Kraft durch Freude (KdF)

“Kracht door Vreugde” (KdF) was de vrijetijdsorganisatie van de nazi’s. Leden van het Duitse Arbeidsfront werden automatisch lid van KdF. Dit gold niet alleen voor individuele deelnemers, maar ook voor verenigingen, steden, dorpen en andere georganiseerde verbanden. Een van de belangrijkste taken was – naast het vormen van een nationaal-socialistische maatschappijordening – het organiseren van reizen voor arbeiders en andere werknemers. Verder stonden er tentoonstellingen, theater, zwemlessen en handwerkavonden op het programma die druk werden bezocht: tot 1938 trok dit 38 miljoen bezoekers.

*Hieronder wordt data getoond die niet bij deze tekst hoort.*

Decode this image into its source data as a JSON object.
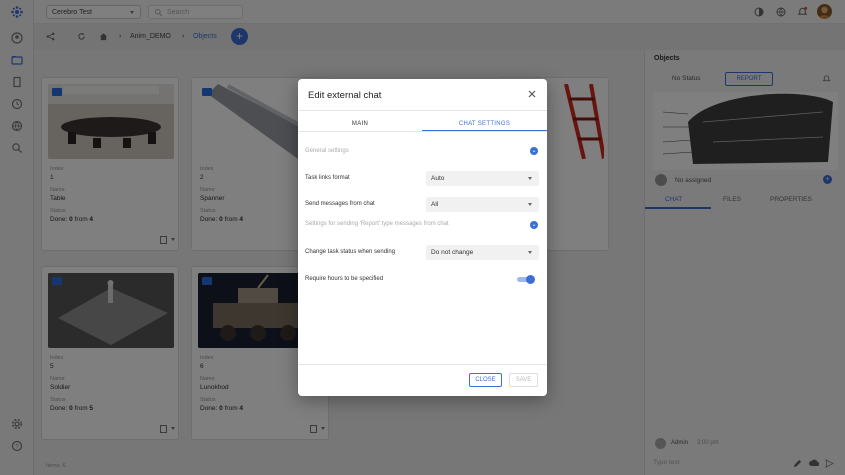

Het werd één van de populairste organisaties in het nazi-rijk.

Tennisgymnastiek als onderdeel van KdF
Tennisgymnastiek als onderdeel van KdF (Bundesarchiv, Bild 146-1987-085-21 / CC-BY-SA 3.0)

Als rolmodel voor de organisatie diende de Italiaanse vrijetijdsorganisatie onder leiding van Benito Mussolini. Robert Ley, die na de machtsovername door de nazi’s in 1933 hoofd van het Duitse Arbeidsfront werd, had kennis gemaakt met de vrijetijdsorganisatie in het fascistische Italië. Terwijl arbeiders in de Weimarrepubliek over het algemeen een vakantierecht hadden van acht tot twaalf dagen, was het plan van de nazi’s dit te verhogen naar veertien tot eenentwintig dagen. Dit vond overigens geen algemene ingang. Wel was sprake van een verbetering van vakantieregelingen, maar toch had slechts 7,5 procent van de arbeiders meer dan twaalf dagen vakantie per jaar. Bij vakantiereizen van meer dan twaalf dagen (zeecruises) werden soms extra dagen door bedrijven toegekend. Van een recht van de arbeider op vakantie, in de zin van vrij beschikbare tijd, kon geen sprake zijn. Met het recht op vakantie moest een “zinvolle invulling” daaraan worden verbonden. De vrije tijd moest dienen om het Duitse volk in nationaal-socialistische zin op te voeden. Uiteindelijk zat het idee van oorlogsvoorbereiding achter de promotie van de vrijetijdsorganisatie KdF, want alleen een gezond volk was in staat oorlog te voeren. Tegelijkertijd moest de arbeidsproductiviteit die nodig was voor de herbewapening, worden verhoogd zonder noemenswaardige loonsverhogingen. Dit zou de vraag naar consumentengoederen maar verhogen en dus ten koste gaan van de oorlogsproductie.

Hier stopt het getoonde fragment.